A CEPVS is a rare cause of PAH. A CEPVS was first described in 1793 by John Abernethy. In 1994, Morgan and Superina classified CEPVS into two groups, Abernethy type I and II based on hepatic portal perfusion.[811] In Type I, hepatic portal branches are absent and there is no perfusion of the liver with portal blood. Abernethy Type I is subdivided into Type I-A and Type I-B. In Abernethy Type II, the hepatic portal system is intact, but some of the portal flow is diverted leading to partial perfusion of the liver with portal blood (Fig. 1; Adapted from ref. [12]. Drainage to the IVC is most common; however, drainage into the renal veins, iliac veins, azygos vein, or right atrium is also described.[1314]

Figure 1

IVC: inferior vena cava; SV: splenic vein; SMV: superior mesenteric vein; PV: portal vein.

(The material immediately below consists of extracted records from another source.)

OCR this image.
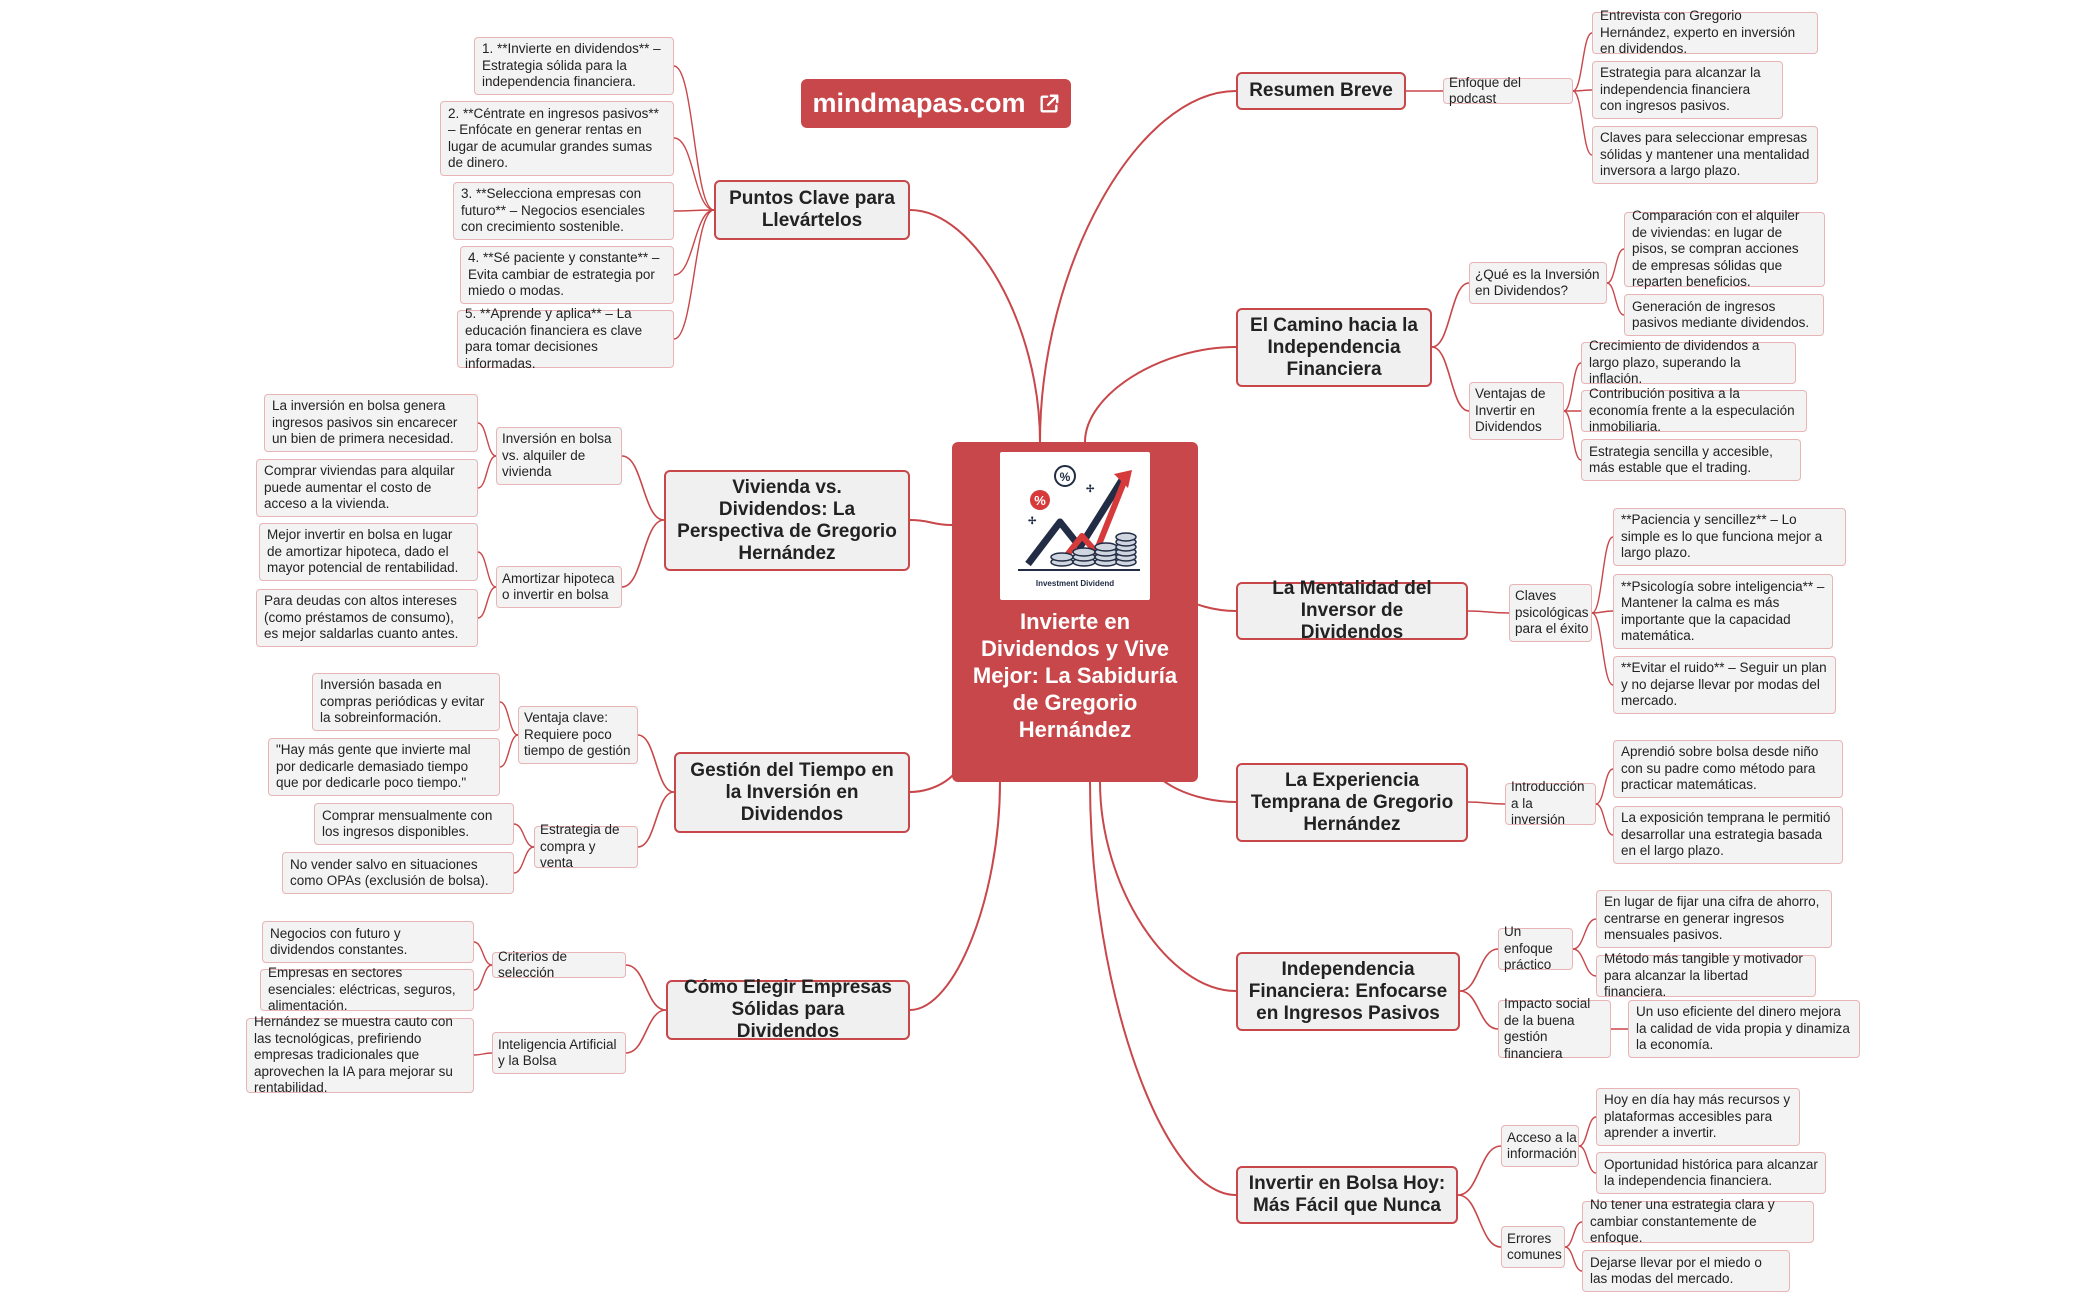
mindmapas.com
%
%
✢
✢
Investment Dividend
Invierte en Dividendos y Vive Mejor: La Sabiduría de Gregorio Hernández
Resumen Breve	Enfoque del podcast
Entrevista con Gregorio Hernández, experto en inversión en dividendos.
Estrategia para alcanzar la independencia financiera con ingresos pasivos.
Claves para seleccionar empresas sólidas y mantener una mentalidad inversora a largo plazo.
El Camino hacia la Independencia Financiera
¿Qué es la Inversión en Dividendos?
Comparación con el alquiler de viviendas: en lugar de pisos, se compran acciones de empresas sólidas que reparten beneficios.
Generación de ingresos pasivos mediante dividendos.
Ventajas de Invertir en Dividendos
Crecimiento de dividendos a largo plazo, superando la inflación.
Contribución positiva a la economía frente a la especulación inmobiliaria.
Estrategia sencilla y accesible, más estable que el trading.
La Mentalidad del Inversor de Dividendos
Claves psicológicas para el éxito
**Paciencia y sencillez** – Lo simple es lo que funciona mejor a largo plazo.
**Psicología sobre inteligencia** – Mantener la calma es más importante que la capacidad matemática.
**Evitar el ruido** – Seguir un plan y no dejarse llevar por modas del mercado.
La Experiencia Temprana de Gregorio Hernández
Introducción a la inversión
Aprendió sobre bolsa desde niño con su padre como método para practicar matemáticas.
La exposición temprana le permitió desarrollar una estrategia basada en el largo plazo.
Independencia Financiera: Enfocarse en Ingresos Pasivos
Un enfoque práctico
En lugar de fijar una cifra de ahorro, centrarse en generar ingresos mensuales pasivos.
Método más tangible y motivador para alcanzar la libertad financiera.
Impacto social de la buena gestión financiera
Un uso eficiente del dinero mejora la calidad de vida propia y dinamiza la economía.
Invertir en Bolsa Hoy: Más Fácil que Nunca
Acceso a la información
Hoy en día hay más recursos y plataformas accesibles para aprender a invertir.
Oportunidad histórica para alcanzar la independencia financiera.
Errores comunes
No tener una estrategia clara y cambiar constantemente de enfoque.
Dejarse llevar por el miedo o las modas del mercado.
Puntos Clave para Llevártelos
1. **Invierte en dividendos** – Estrategia sólida para la independencia financiera.
2. **Céntrate en ingresos pasivos** – Enfócate en generar rentas en lugar de acumular grandes sumas de dinero.
3. **Selecciona empresas con futuro** – Negocios esenciales con crecimiento sostenible.
4. **Sé paciente y constante** – Evita cambiar de estrategia por miedo o modas.
5. **Aprende y aplica** – La educación financiera es clave para tomar decisiones informadas.
Vivienda vs. Dividendos: La Perspectiva de Gregorio Hernández
Inversión en bolsa vs. alquiler de vivienda
La inversión en bolsa genera ingresos pasivos sin encarecer un bien de primera necesidad.
Comprar viviendas para alquilar puede aumentar el costo de acceso a la vivienda.
Amortizar hipoteca o invertir en bolsa
Mejor invertir en bolsa en lugar de amortizar hipoteca, dado el mayor potencial de rentabilidad.
Para deudas con altos intereses (como préstamos de consumo), es mejor saldarlas cuanto antes.
Gestión del Tiempo en la Inversión en Dividendos
Ventaja clave: Requiere poco tiempo de gestión
Inversión basada en compras periódicas y evitar la sobreinformación.
"Hay más gente que invierte mal por dedicarle demasiado tiempo que por dedicarle poco tiempo."
Estrategia de compra y venta
Comprar mensualmente con los ingresos disponibles.
No vender salvo en situaciones como OPAs (exclusión de bolsa).
Cómo Elegir Empresas Sólidas para Dividendos
Criterios de selección
Negocios con futuro y dividendos constantes.
Empresas en sectores esenciales: eléctricas, seguros, alimentación.
Inteligencia Artificial y la Bolsa
Hernández se muestra cauto con las tecnológicas, prefiriendo empresas tradicionales que aprovechen la IA para mejorar su rentabilidad.
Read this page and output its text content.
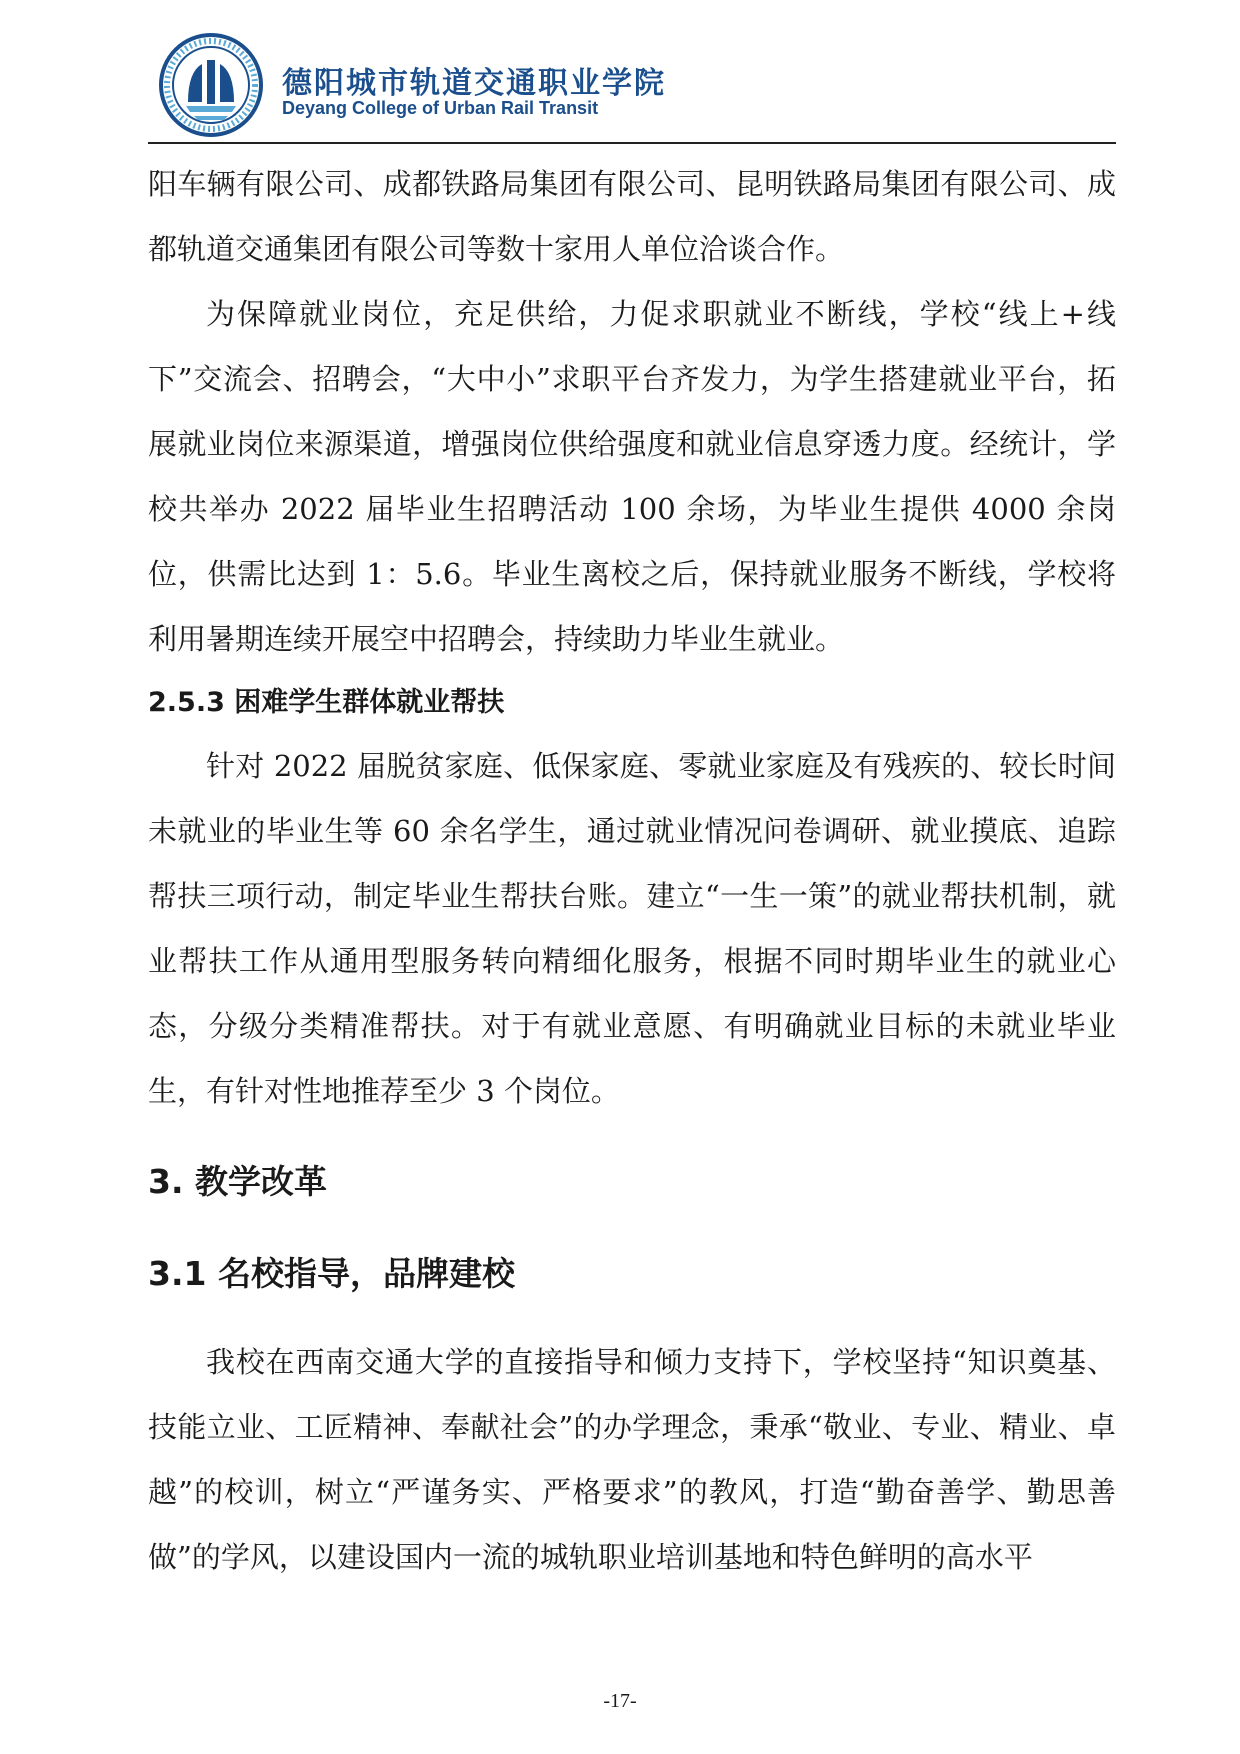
德阳城市轨道交通职业学院
Deyang College of Urban Rail Transit

阳车辆有限公司、成都铁路局集团有限公司、昆明铁路局集团有限公司、成都轨道交通集团有限公司等数十家用人单位洽谈合作。

为保障就业岗位，充足供给，力促求职就业不断线，学校“线上+线下”交流会、招聘会，“大中小”求职平台齐发力，为学生搭建就业平台，拓展就业岗位来源渠道，增强岗位供给强度和就业信息穿透力度。经统计，学校共举办 2022 届毕业生招聘活动 100 余场，为毕业生提供 4000 余岗位，供需比达到 1：5.6。毕业生离校之后，保持就业服务不断线，学校将利用暑期连续开展空中招聘会，持续助力毕业生就业。

2.5.3 困难学生群体就业帮扶

针对 2022 届脱贫家庭、低保家庭、零就业家庭及有残疾的、较长时间未就业的毕业生等 60 余名学生，通过就业情况问卷调研、就业摸底、追踪帮扶三项行动，制定毕业生帮扶台账。建立“一生一策”的就业帮扶机制，就业帮扶工作从通用型服务转向精细化服务，根据不同时期毕业生的就业心态，分级分类精准帮扶。对于有就业意愿、有明确就业目标的未就业毕业生，有针对性地推荐至少 3 个岗位。

3. 教学改革

3.1 名校指导，品牌建校

我校在西南交通大学的直接指导和倾力支持下，学校坚持“知识奠基、技能立业、工匠精神、奉献社会”的办学理念，秉承“敬业、专业、精业、卓越”的校训，树立“严谨务实、严格要求”的教风，打造“勤奋善学、勤思善做”的学风，以建设国内一流的城轨职业培训基地和特色鲜明的高水平

-17-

It is thought that a CEPVS is the result of the complex embryonic development of the PV. Additional anomalies are often seen in patients with a CEPVS. A review of Murray et al.[13] described 61 cases of CEPVS, both Abernethy Types I and II. Thirty-one percent of these cases had congenital heart disease. Hepatic lesions, such as nodular hyperplasia, hepatocellular carcinoma, and hepatoblastoma, are also frequently found in conjunction with CEPVS.

The pathophysiology of PH as a result of a CEPVS is still unclear. Witters et al.[8] suggested that the mechanism of a hyperdynamic circulatory state in CEPVS patients could be partly similar to the mechanism in portal hypertension. Increased concentrations of vasoactive substances, normally metabolized in the liver, lead to systemic arterial vasodilatation and a compensatory increase in cardiac output.[15] The high cardiac output induces shear stress in the pulmonary circulation which can lead to pulmonary vascular remodeling and an increase of PVR. Paradoxically, the low systemic vascular resistance may be accompanied by pulmonary vasoconstriction, caused by other unmetabolized vasoactive substances.[28] Ohno et al.[5] speculated about the possibility of the development of a microembolic arteriopathy in the lung when absence of portal flow results in failure of hepatic clearance of microparticles coming from the mesenteric circulation [Figure 2].

Pathophysiology CEPVS.

In conclusion, PAH combined with a high cardiac output state is a rare phenomenon. When other causes of a high cardiac output are excluded, a CEPVS as a determinant of PAH should be considered.